Can Fire and Fury hurt Donald Trump?
Michael Wolff's book about Donald Trump, Fire and Fury, went on sale in book stores on Friday. It describes power struggles in the White House and paints a negative picture of the US president's mental health. But not all commentators believe the publication has the power to hurt Trump.
Publication not dangerous for Trump
Michael Wolff's book can hardly do Trump any harm politically, Jutarnji list believes:
“It consists mostly of hearsay about conflicts within the Trump administration, but you could write about that with any government. ... Will the book influence voters? Hardly. During his first year in office Trump has defined his real voter base, roughly 35 percent of Americans who despite everything still support him. Nothing bothers them when it comes to him and they will always agree with Trump that it's just fake news with which envious losers are trying to hurt him.”
Success is all that counts
The book's revelations will be irrelevant as long as the stock markets and growth statistics attest to Trump's success, the Irish Independent believes:
“Big Macs in bed or not, Trump remains on a roll. If he continues this economic success, the former real estate developer will bulldoze into the 2020 election with a massive advantage. ... So the liberal elites can pour over their copies of Fire and Fury in their plush apartments on the east coast of America while dissecting the latest revelations. They may think they only have to wait four years for Trump's antics to bring about his undoing, but as long as the booming economy continues, Trump can eat fillet of Bambi in bed and dye his hair bright pink for all his supporters care - he'll still get re-elected.”

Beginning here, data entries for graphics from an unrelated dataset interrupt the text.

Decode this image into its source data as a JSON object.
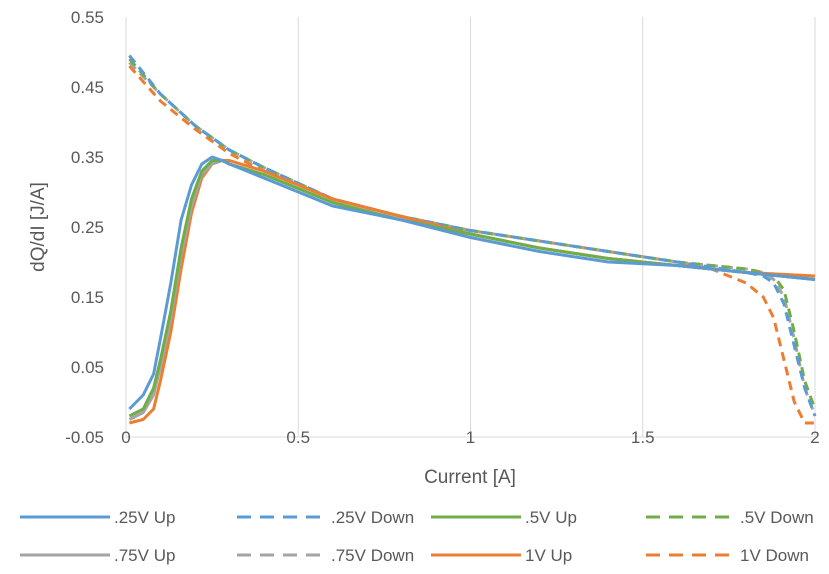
{
  "chart_data": {
    "type": "line",
    "title": "",
    "xlabel": "Current [A]",
    "ylabel": "dQ/dI [J/A]",
    "xlim": [
      0,
      2
    ],
    "ylim": [
      -0.05,
      0.55
    ],
    "xticks": [
      0,
      0.5,
      1,
      1.5,
      2
    ],
    "xtick_labels": [
      "0",
      "0.5",
      "1",
      "1.5",
      "2"
    ],
    "yticks": [
      -0.05,
      0.05,
      0.15,
      0.25,
      0.35,
      0.45,
      0.55
    ],
    "ytick_labels": [
      "-0.05",
      "0.05",
      "0.15",
      "0.25",
      "0.35",
      "0.45",
      "0.55"
    ],
    "grid": "vertical",
    "legend_position": "bottom",
    "series": [
      {
        "name": ".25V Up",
        "color": "#5B9BD5",
        "style": "solid",
        "x": [
          0.01,
          0.05,
          0.08,
          0.1,
          0.13,
          0.16,
          0.19,
          0.22,
          0.25,
          0.28,
          0.3,
          0.4,
          0.6,
          0.8,
          1.0,
          1.2,
          1.4,
          1.6,
          1.8,
          2.0
        ],
        "y": [
          -0.01,
          0.01,
          0.04,
          0.09,
          0.17,
          0.26,
          0.31,
          0.34,
          0.35,
          0.345,
          0.34,
          0.32,
          0.28,
          0.26,
          0.235,
          0.215,
          0.2,
          0.195,
          0.185,
          0.175
        ]
      },
      {
        "name": ".25V Down",
        "color": "#5B9BD5",
        "style": "dash",
        "x": [
          0.01,
          0.1,
          0.2,
          0.3,
          0.4,
          0.6,
          0.8,
          1.0,
          1.2,
          1.4,
          1.6,
          1.8,
          1.85,
          1.88,
          1.91,
          1.94,
          1.97,
          2.0
        ],
        "y": [
          0.495,
          0.44,
          0.395,
          0.36,
          0.335,
          0.29,
          0.265,
          0.245,
          0.23,
          0.215,
          0.2,
          0.185,
          0.18,
          0.17,
          0.14,
          0.08,
          0.02,
          -0.02
        ]
      },
      {
        "name": ".5V Up",
        "color": "#70AD47",
        "style": "solid",
        "x": [
          0.01,
          0.05,
          0.08,
          0.1,
          0.13,
          0.16,
          0.19,
          0.22,
          0.25,
          0.28,
          0.3,
          0.4,
          0.6,
          0.8,
          1.0,
          1.2,
          1.4,
          1.6,
          1.8,
          2.0
        ],
        "y": [
          -0.02,
          -0.01,
          0.02,
          0.06,
          0.13,
          0.22,
          0.29,
          0.33,
          0.345,
          0.345,
          0.34,
          0.325,
          0.285,
          0.26,
          0.24,
          0.22,
          0.205,
          0.195,
          0.185,
          0.175
        ]
      },
      {
        "name": ".5V Down",
        "color": "#70AD47",
        "style": "dash",
        "x": [
          0.01,
          0.1,
          0.2,
          0.3,
          0.4,
          0.6,
          0.8,
          1.0,
          1.2,
          1.4,
          1.6,
          1.8,
          1.85,
          1.88,
          1.91,
          1.94,
          1.97,
          2.0
        ],
        "y": [
          0.49,
          0.44,
          0.395,
          0.36,
          0.335,
          0.29,
          0.265,
          0.245,
          0.23,
          0.215,
          0.2,
          0.19,
          0.185,
          0.18,
          0.16,
          0.1,
          0.03,
          -0.01
        ]
      },
      {
        "name": ".75V Up",
        "color": "#A5A5A5",
        "style": "solid",
        "x": [
          0.01,
          0.05,
          0.08,
          0.1,
          0.13,
          0.16,
          0.19,
          0.22,
          0.25,
          0.28,
          0.3,
          0.4,
          0.6,
          0.8,
          1.0,
          1.2,
          1.4,
          1.6,
          1.8,
          2.0
        ],
        "y": [
          -0.025,
          -0.015,
          0.01,
          0.05,
          0.12,
          0.21,
          0.28,
          0.325,
          0.34,
          0.345,
          0.34,
          0.325,
          0.285,
          0.26,
          0.24,
          0.22,
          0.205,
          0.195,
          0.185,
          0.175
        ]
      },
      {
        "name": ".75V Down",
        "color": "#A5A5A5",
        "style": "dash",
        "x": [
          0.01,
          0.1,
          0.2,
          0.3,
          0.4,
          0.6,
          0.8,
          1.0,
          1.2,
          1.4,
          1.6,
          1.8,
          1.85,
          1.88,
          1.91,
          1.94,
          1.97,
          2.0
        ],
        "y": [
          0.485,
          0.44,
          0.395,
          0.36,
          0.335,
          0.29,
          0.265,
          0.245,
          0.23,
          0.215,
          0.2,
          0.19,
          0.185,
          0.175,
          0.15,
          0.09,
          0.02,
          -0.02
        ]
      },
      {
        "name": "1V Up",
        "color": "#ED7D31",
        "style": "solid",
        "x": [
          0.01,
          0.05,
          0.08,
          0.1,
          0.13,
          0.16,
          0.19,
          0.22,
          0.25,
          0.28,
          0.3,
          0.4,
          0.6,
          0.8,
          1.0,
          1.2,
          1.4,
          1.6,
          1.8,
          2.0
        ],
        "y": [
          -0.03,
          -0.025,
          -0.01,
          0.03,
          0.1,
          0.19,
          0.27,
          0.32,
          0.34,
          0.345,
          0.345,
          0.33,
          0.29,
          0.265,
          0.24,
          0.22,
          0.205,
          0.195,
          0.185,
          0.18
        ]
      },
      {
        "name": "1V Down",
        "color": "#ED7D31",
        "style": "dash",
        "x": [
          0.01,
          0.1,
          0.2,
          0.3,
          0.4,
          0.6,
          0.8,
          1.0,
          1.2,
          1.4,
          1.6,
          1.7,
          1.8,
          1.85,
          1.88,
          1.91,
          1.94,
          1.97,
          2.0
        ],
        "y": [
          0.48,
          0.43,
          0.39,
          0.355,
          0.33,
          0.29,
          0.265,
          0.245,
          0.23,
          0.215,
          0.2,
          0.19,
          0.17,
          0.15,
          0.12,
          0.06,
          0.0,
          -0.03,
          -0.03
        ]
      }
    ]
  }
}
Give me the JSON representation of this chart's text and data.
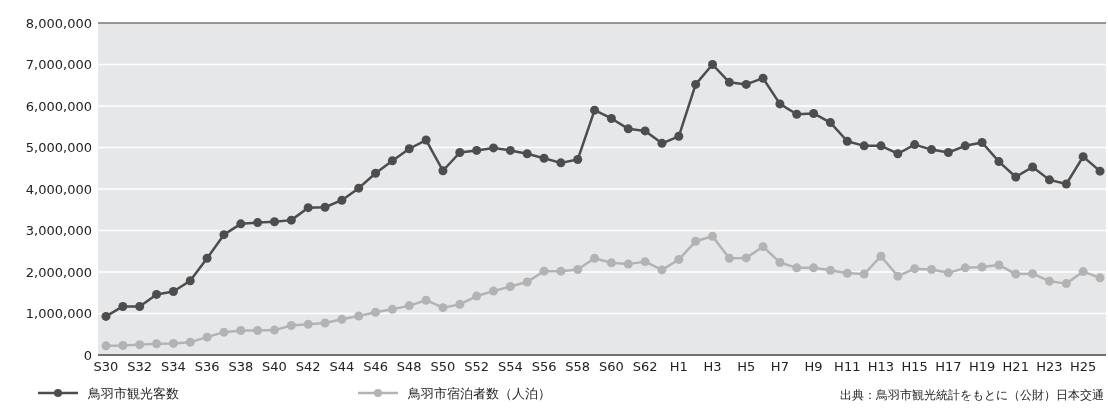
{
  "chart_data": {
    "type": "line",
    "categories": [
      "S30",
      null,
      "S32",
      null,
      "S34",
      null,
      "S36",
      null,
      "S38",
      null,
      "S40",
      null,
      "S42",
      null,
      "S44",
      null,
      "S46",
      null,
      "S48",
      null,
      "S50",
      null,
      "S52",
      null,
      "S54",
      null,
      "S56",
      null,
      "S58",
      null,
      "S60",
      null,
      "S62",
      null,
      "H1",
      null,
      "H3",
      null,
      "H5",
      null,
      "H7",
      null,
      "H9",
      null,
      "H11",
      null,
      "H13",
      null,
      "H15",
      null,
      "H17",
      null,
      "H19",
      null,
      "H21",
      null,
      "H23",
      null,
      "H25",
      null
    ],
    "series": [
      {
        "name": "鳥羽市観光客数",
        "color": "#4d4d4d",
        "values": [
          930000,
          1170000,
          1170000,
          1460000,
          1530000,
          1790000,
          2330000,
          2900000,
          3160000,
          3190000,
          3210000,
          3250000,
          3550000,
          3560000,
          3730000,
          4020000,
          4380000,
          4680000,
          4970000,
          5180000,
          4440000,
          4880000,
          4930000,
          4990000,
          4930000,
          4850000,
          4740000,
          4630000,
          4710000,
          5900000,
          5700000,
          5450000,
          5400000,
          5100000,
          5270000,
          6520000,
          7000000,
          6570000,
          6520000,
          6670000,
          6050000,
          5800000,
          5820000,
          5600000,
          5150000,
          5040000,
          5040000,
          4850000,
          5070000,
          4950000,
          4880000,
          5040000,
          5120000,
          4660000,
          4290000,
          4530000,
          4220000,
          4120000,
          4780000,
          4430000
        ]
      },
      {
        "name": "鳥羽市宿泊者数（人泊）",
        "color": "#b3b3b3",
        "values": [
          220000,
          230000,
          250000,
          270000,
          280000,
          310000,
          430000,
          550000,
          590000,
          590000,
          600000,
          710000,
          740000,
          770000,
          860000,
          940000,
          1030000,
          1100000,
          1190000,
          1320000,
          1140000,
          1220000,
          1420000,
          1540000,
          1650000,
          1760000,
          2020000,
          2020000,
          2060000,
          2330000,
          2220000,
          2190000,
          2250000,
          2050000,
          2300000,
          2740000,
          2860000,
          2330000,
          2340000,
          2610000,
          2230000,
          2100000,
          2100000,
          2040000,
          1970000,
          1950000,
          2380000,
          1900000,
          2080000,
          2060000,
          1980000,
          2100000,
          2120000,
          2170000,
          1950000,
          1960000,
          1780000,
          1720000,
          2010000,
          1860000
        ]
      }
    ],
    "ylim": [
      0,
      8000000
    ],
    "yticks": [
      {
        "value": 0,
        "label": "0"
      },
      {
        "value": 1000000,
        "label": "1,000,000"
      },
      {
        "value": 2000000,
        "label": "2,000,000"
      },
      {
        "value": 3000000,
        "label": "3,000,000"
      },
      {
        "value": 4000000,
        "label": "4,000,000"
      },
      {
        "value": 5000000,
        "label": "5,000,000"
      },
      {
        "value": 6000000,
        "label": "6,000,000"
      },
      {
        "value": 7000000,
        "label": "7,000,000"
      },
      {
        "value": 8000000,
        "label": "8,000,000"
      }
    ],
    "grid": "y",
    "marker": "circle",
    "legend": "bottom left",
    "annotations": [
      "出典：鳥羽市観光統計をもとに（公財）日本交通"
    ]
  }
}
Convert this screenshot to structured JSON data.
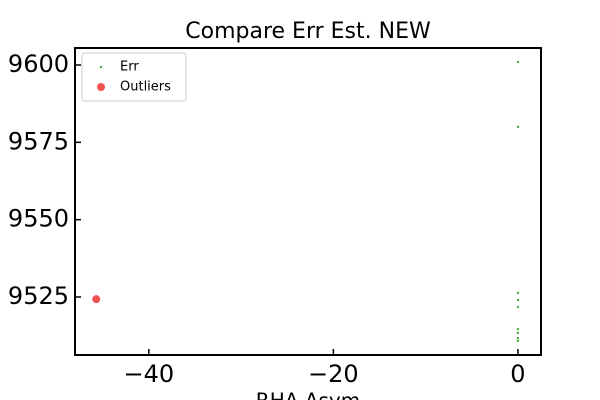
{
  "chart_data": {
    "type": "scatter",
    "title": "Compare Err Est. NEW",
    "x_label": "RHA Asym",
    "series": [
      {
        "name": "Err",
        "color": "#2ca02c",
        "size": 1.2,
        "x": [
          0,
          0,
          0,
          0,
          0,
          0,
          0,
          0,
          0
        ],
        "y": [
          9601,
          9580,
          9526.3,
          9524,
          9521.8,
          9514.6,
          9513.4,
          9511.7,
          9510.8
        ]
      },
      {
        "name": "Outliers",
        "color": "#f04040",
        "size": 4,
        "x": [
          -45.7
        ],
        "y": [
          9524.3
        ]
      }
    ],
    "xlim": [
      -48,
      2.5
    ],
    "xticks": [
      {
        "value": -40,
        "label": "−40"
      },
      {
        "value": -20,
        "label": "−20"
      },
      0
    ],
    "ylim": [
      9506.25,
      9605.5
    ],
    "yticks": [
      9525,
      9550,
      9575,
      9600
    ],
    "legend": "upper-left"
  }
}
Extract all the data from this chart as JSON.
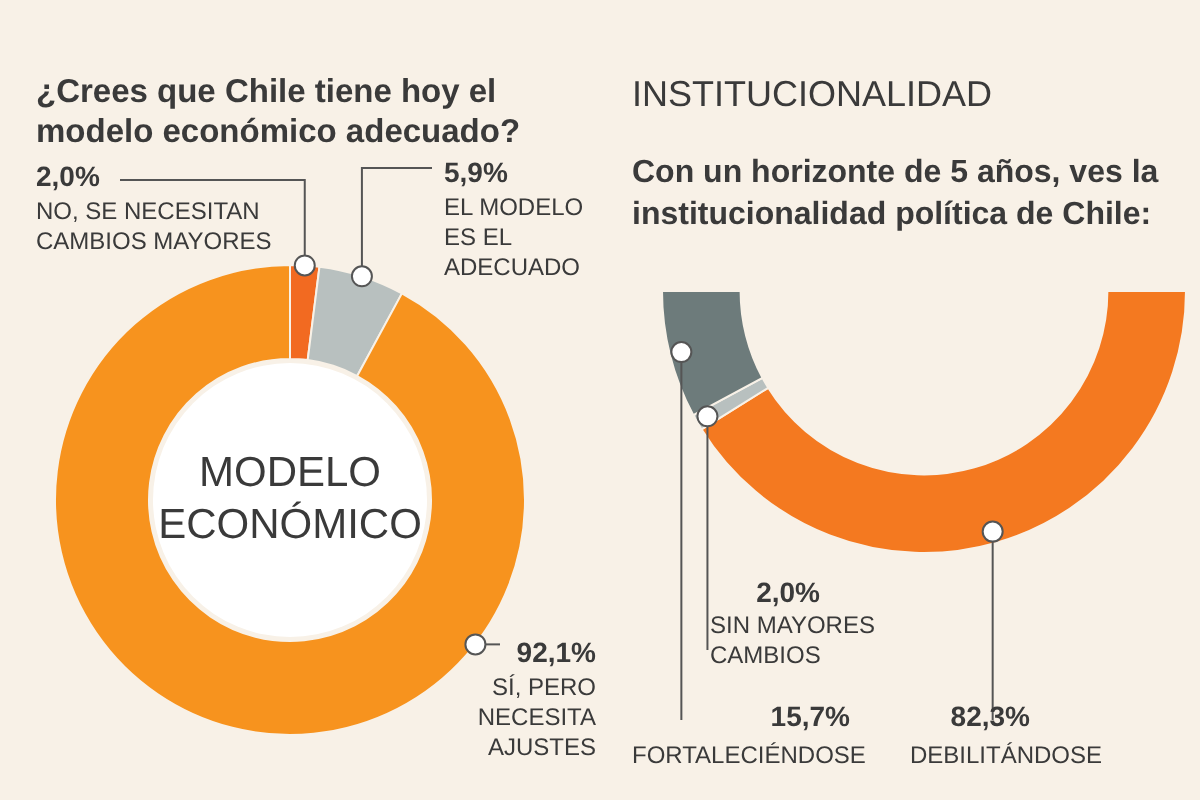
{
  "chart_data": [
    {
      "type": "donut",
      "title": "¿Crees que Chile tiene hoy el modelo económico adecuado?",
      "categories": [
        "NO, SE NECESITAN CAMBIOS MAYORES",
        "EL MODELO ES EL ADECUADO",
        "SÍ, PERO NECESITA AJUSTES"
      ],
      "values": [
        2.0,
        5.9,
        92.1
      ],
      "colors": [
        "#f26a21",
        "#b8c0bf",
        "#f7931e"
      ],
      "value_labels": [
        "2,0%",
        "5,9%",
        "92,1%"
      ],
      "annotations": [
        "MODELO ECONÓMICO"
      ]
    },
    {
      "type": "donut",
      "title": "INSTITUCIONALIDAD",
      "subtitle": "Con un horizonte de 5 años, ves la institucionalidad política de Chile:",
      "categories": [
        "DEBILITÁNDOSE",
        "SIN MAYORES CAMBIOS",
        "FORTALECIÉNDOSE"
      ],
      "values": [
        82.3,
        2.0,
        15.7
      ],
      "colors": [
        "#f47920",
        "#b8c0bf",
        "#6d7b7b"
      ],
      "value_labels": [
        "82,3%",
        "2,0%",
        "15,7%"
      ]
    }
  ]
}
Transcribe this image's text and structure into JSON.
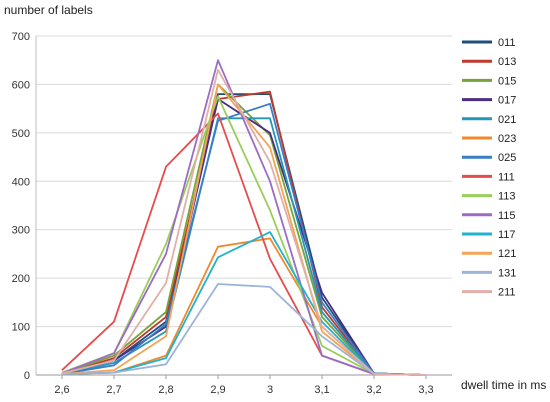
{
  "chart_data": {
    "type": "line",
    "title": "",
    "xlabel": "dwell time in ms",
    "ylabel": "number of labels",
    "x": [
      2.6,
      2.7,
      2.8,
      2.9,
      3.0,
      3.1,
      3.2,
      3.3
    ],
    "x_tick_labels": [
      "2,6",
      "2,7",
      "2,8",
      "2,9",
      "3",
      "3,1",
      "3,2",
      "3,3"
    ],
    "ylim": [
      0,
      700
    ],
    "y_ticks": [
      0,
      100,
      200,
      300,
      400,
      500,
      600,
      700
    ],
    "y_tick_labels": [
      "0",
      "100",
      "200",
      "300",
      "400",
      "500",
      "600",
      "700"
    ],
    "grid": "horizontal",
    "legend_position": "right",
    "series": [
      {
        "name": "011",
        "color": "#1f4e79",
        "values": [
          2,
          30,
          110,
          580,
          580,
          160,
          3,
          0
        ]
      },
      {
        "name": "013",
        "color": "#c0392b",
        "values": [
          2,
          35,
          120,
          570,
          585,
          140,
          3,
          0
        ]
      },
      {
        "name": "015",
        "color": "#77a33a",
        "values": [
          3,
          40,
          130,
          600,
          495,
          120,
          3,
          0
        ]
      },
      {
        "name": "017",
        "color": "#4b2e83",
        "values": [
          2,
          30,
          100,
          570,
          500,
          170,
          3,
          0
        ]
      },
      {
        "name": "021",
        "color": "#2496b8",
        "values": [
          2,
          25,
          90,
          530,
          530,
          130,
          3,
          0
        ]
      },
      {
        "name": "023",
        "color": "#f0892d",
        "values": [
          2,
          5,
          40,
          265,
          282,
          100,
          2,
          0
        ]
      },
      {
        "name": "025",
        "color": "#3a7dc9",
        "values": [
          2,
          20,
          105,
          525,
          560,
          150,
          3,
          0
        ]
      },
      {
        "name": "111",
        "color": "#e64c4c",
        "values": [
          10,
          110,
          430,
          540,
          240,
          40,
          2,
          0
        ]
      },
      {
        "name": "113",
        "color": "#9acd5a",
        "values": [
          5,
          45,
          270,
          575,
          340,
          60,
          2,
          0
        ]
      },
      {
        "name": "115",
        "color": "#9a6cc4",
        "values": [
          3,
          45,
          250,
          650,
          400,
          40,
          2,
          0
        ]
      },
      {
        "name": "117",
        "color": "#20b2d0",
        "values": [
          2,
          5,
          35,
          243,
          295,
          110,
          2,
          0
        ]
      },
      {
        "name": "121",
        "color": "#f5a355",
        "values": [
          2,
          10,
          80,
          600,
          470,
          90,
          2,
          0
        ]
      },
      {
        "name": "131",
        "color": "#9bb4d8",
        "values": [
          2,
          5,
          22,
          188,
          182,
          80,
          2,
          0
        ]
      },
      {
        "name": "211",
        "color": "#e0b0a8",
        "values": [
          3,
          30,
          190,
          630,
          440,
          100,
          2,
          0
        ]
      }
    ]
  }
}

Only resignation can prevent further damage
Trump's resignation is very much on the cards in view of these latest revelations, Kaleva counters:
“If only part of the book is true it lends weight to the view that the world's biggest superpower is being ruled by an unpredictable, unstable individual with precious little knowledge of many matters that come under his area of responsibility. The good news is that so far Trump hasn't caused complete chaos in global politics. In foreign and security policy he's surrounded by people like Secretary of State Rex Tillerson and Defence Secretary James Mattis, who you could say represent the voice of reason. ... Of course the real estate billionaire could still do a lot of damage unless Russiagate or some other scandal doesn't force him to step down. But in view of the evidence available, that's entirely possible.”
White House limiting the damage
The book doesn't provide much insight, journalist Andrej Brstovšek concludes. Only one chapter features new information, he writes in Dnevnik:
“Michael Wolff's book tells us most in the section in which it reveals that the people around Donald Trump are aware of his shortcomings and trying to limit the damage they cause. ... The next three years will show whether the claim that contradicts the assumption that the US president is the most powerful person in the world is true - namely that the political tradition and the checks and balances are strong enough to survive even the most complicated resident of the White House in the long term.”